The film, switching back and forth between Julia Child’s life in France (in the 1950s, as the wife of an American diplomat) and Julie’s life in naughties New York.
I just really enjoyed it. It reminded me of the ‘good’ side of blogging – starting from scratch, writing for oneself, realising – with genuine surprise – that others don’t seem to mind spending time reading what you’ve written either.
It captured a love of food, writing and France; strong themes for me.
So today I baked. Sausage rolls and (mini) mince pies. I made the sausage-meat mix using best-quality pork sausages, a chopped spring onion, some garlic, a bit more onion – and a handful of chopped parsley and a scant pinch of chilli powder. However, I used shop-bought puff-pastry. For the mince-pies – I made my own pastry (it contains ground almonds and also cream cheese) – but I used a jar of shop-bought mincemeat.
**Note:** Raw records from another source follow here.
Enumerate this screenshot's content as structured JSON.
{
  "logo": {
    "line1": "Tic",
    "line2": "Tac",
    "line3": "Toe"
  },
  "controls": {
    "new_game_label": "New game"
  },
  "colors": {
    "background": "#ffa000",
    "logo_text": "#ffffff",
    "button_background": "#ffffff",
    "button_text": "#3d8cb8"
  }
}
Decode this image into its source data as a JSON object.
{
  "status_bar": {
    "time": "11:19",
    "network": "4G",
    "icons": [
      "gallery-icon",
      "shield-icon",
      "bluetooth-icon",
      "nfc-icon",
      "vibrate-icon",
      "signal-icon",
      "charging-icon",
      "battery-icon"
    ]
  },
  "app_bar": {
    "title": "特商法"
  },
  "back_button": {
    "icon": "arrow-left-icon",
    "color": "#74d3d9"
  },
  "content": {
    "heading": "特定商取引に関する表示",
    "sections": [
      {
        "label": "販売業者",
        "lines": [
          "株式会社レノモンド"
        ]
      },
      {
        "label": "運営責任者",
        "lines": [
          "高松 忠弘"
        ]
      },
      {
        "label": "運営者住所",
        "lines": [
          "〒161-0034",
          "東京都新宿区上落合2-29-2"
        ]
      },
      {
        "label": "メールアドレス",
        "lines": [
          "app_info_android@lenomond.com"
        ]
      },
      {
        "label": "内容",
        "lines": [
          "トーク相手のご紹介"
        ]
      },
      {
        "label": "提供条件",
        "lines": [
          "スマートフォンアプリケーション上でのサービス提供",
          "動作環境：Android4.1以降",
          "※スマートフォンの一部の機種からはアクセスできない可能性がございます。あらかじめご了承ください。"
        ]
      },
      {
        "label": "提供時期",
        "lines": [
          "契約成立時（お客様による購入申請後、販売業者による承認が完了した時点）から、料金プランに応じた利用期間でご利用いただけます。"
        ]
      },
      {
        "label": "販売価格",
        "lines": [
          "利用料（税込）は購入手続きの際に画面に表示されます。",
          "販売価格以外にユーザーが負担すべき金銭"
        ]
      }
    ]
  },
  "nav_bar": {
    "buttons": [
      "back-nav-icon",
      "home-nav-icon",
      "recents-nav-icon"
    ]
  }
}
Next year I would really like to make both the filling and the pastry.
Anyway, very pleased with how both came out. I used my new high-qual mini-muffin tin (heavy) and they cooked really evenly and came out of the tin no problem. They really are small – each pie holding about a 1/2 teaspoonful of mincemeat.
The sausage rolls are better than the batch I made 1-2 weeks ago. The filling tastes better (I didn’t add water to it, which the BBC Goodfood recipe recommends) – and I didn’t use the food processor this time – instead using a knife to blitz the herbs/onions and then my hands to mix it all together. They’re also smaller than the last ones I made. The tip here is to (after rolling up the pastry) leave it in the fridge for a while before taking it out to slice thin pieces, using a heavy/sharp knife.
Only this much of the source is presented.